Re: e-books pricing

From: Michael S. Lorrey (retroman@turbont.net)
Date: Wed Jul 26 2000 - 17:23:31 MDT


Lee Daniel Crocker wrote:
>
> > Stephen Pendergrast <pend@skylands.net> writes:
> >
> > All three formats we sell (Palm Doc, Acrobat, and Rocket) have a search
> > feature built-in, so there is no need to convert to another format to do a
> > search for a word or phrase. Authors and their agents get antsy if you let
> > people manipulate the files, so we don't explicitly allow that.
>
> Searching in /one/ document is bloody useless. /None/ of the formats
> mentioned qualify as "searchable", because they can't be searched and
> indexed en masse with every other plain text document on the web or in
> whatever other medium the user has documents in.

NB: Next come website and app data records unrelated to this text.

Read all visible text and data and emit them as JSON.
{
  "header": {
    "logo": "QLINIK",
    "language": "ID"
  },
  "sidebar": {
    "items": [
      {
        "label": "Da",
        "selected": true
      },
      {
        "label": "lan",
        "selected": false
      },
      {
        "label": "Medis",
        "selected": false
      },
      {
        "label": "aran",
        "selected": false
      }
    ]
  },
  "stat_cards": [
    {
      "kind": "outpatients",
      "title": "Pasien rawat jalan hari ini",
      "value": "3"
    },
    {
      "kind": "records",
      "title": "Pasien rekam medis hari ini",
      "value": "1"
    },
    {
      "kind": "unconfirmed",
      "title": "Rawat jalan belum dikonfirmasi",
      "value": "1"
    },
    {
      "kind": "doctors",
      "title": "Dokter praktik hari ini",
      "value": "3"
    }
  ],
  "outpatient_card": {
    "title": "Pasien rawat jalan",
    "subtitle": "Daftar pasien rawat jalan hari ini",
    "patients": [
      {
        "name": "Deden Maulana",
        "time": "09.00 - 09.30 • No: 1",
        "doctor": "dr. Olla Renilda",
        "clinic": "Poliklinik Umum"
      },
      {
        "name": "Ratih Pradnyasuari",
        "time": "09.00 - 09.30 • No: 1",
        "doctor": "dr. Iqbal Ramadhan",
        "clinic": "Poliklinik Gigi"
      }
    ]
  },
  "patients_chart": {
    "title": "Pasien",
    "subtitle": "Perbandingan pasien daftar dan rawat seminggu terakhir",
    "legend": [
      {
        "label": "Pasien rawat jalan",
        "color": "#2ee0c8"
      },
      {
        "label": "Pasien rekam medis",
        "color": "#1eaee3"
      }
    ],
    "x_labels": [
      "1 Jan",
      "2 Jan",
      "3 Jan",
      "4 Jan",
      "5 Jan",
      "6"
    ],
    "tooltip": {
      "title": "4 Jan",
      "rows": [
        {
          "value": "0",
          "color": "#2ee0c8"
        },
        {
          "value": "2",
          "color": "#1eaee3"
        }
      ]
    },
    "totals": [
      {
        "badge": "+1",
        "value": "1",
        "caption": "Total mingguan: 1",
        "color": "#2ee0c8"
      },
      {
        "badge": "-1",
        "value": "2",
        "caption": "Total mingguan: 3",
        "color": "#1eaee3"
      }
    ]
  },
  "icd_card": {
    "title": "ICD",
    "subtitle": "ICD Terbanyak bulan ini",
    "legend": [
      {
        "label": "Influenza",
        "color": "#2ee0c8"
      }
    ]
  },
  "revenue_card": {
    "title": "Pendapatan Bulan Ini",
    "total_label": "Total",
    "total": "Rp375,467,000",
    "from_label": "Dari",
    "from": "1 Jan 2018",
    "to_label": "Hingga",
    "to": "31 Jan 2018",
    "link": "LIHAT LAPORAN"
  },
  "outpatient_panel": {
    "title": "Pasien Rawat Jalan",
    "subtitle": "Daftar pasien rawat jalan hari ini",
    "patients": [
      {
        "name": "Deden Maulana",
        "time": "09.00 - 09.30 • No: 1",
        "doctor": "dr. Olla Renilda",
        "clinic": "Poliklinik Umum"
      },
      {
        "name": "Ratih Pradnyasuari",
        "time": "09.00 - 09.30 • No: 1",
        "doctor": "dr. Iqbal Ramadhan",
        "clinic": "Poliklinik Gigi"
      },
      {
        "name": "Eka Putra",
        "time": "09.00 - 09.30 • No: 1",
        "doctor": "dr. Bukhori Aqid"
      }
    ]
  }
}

Actually, Lee, this is not true. If you have Acrobat, you can create your own
index of every PDF document you have access to. I do this for the PDF version of
the manual I publish for Datamann and other documents I keep on my system here.
I have a customer index that only indexes the manual, that goes on the CDROM,
then a superindex that our customer service people use that includes a number of
other PDF documents as well.

On the subject of indexes, I'm looking for a seach engine I can install on a
CDROM as part of an HTML version of the manual I produce. It must search an
index on the CDROM that it, or an app with it, can generate on my office machine
here when I generate the content for the CDROM. Any recommendations. NOTE: Cheap
is good, free is great. I really want the index generator to generate links in
the index that point to the anchor in an HTML document that is closest above the
desired search object, something no search engines I can find do.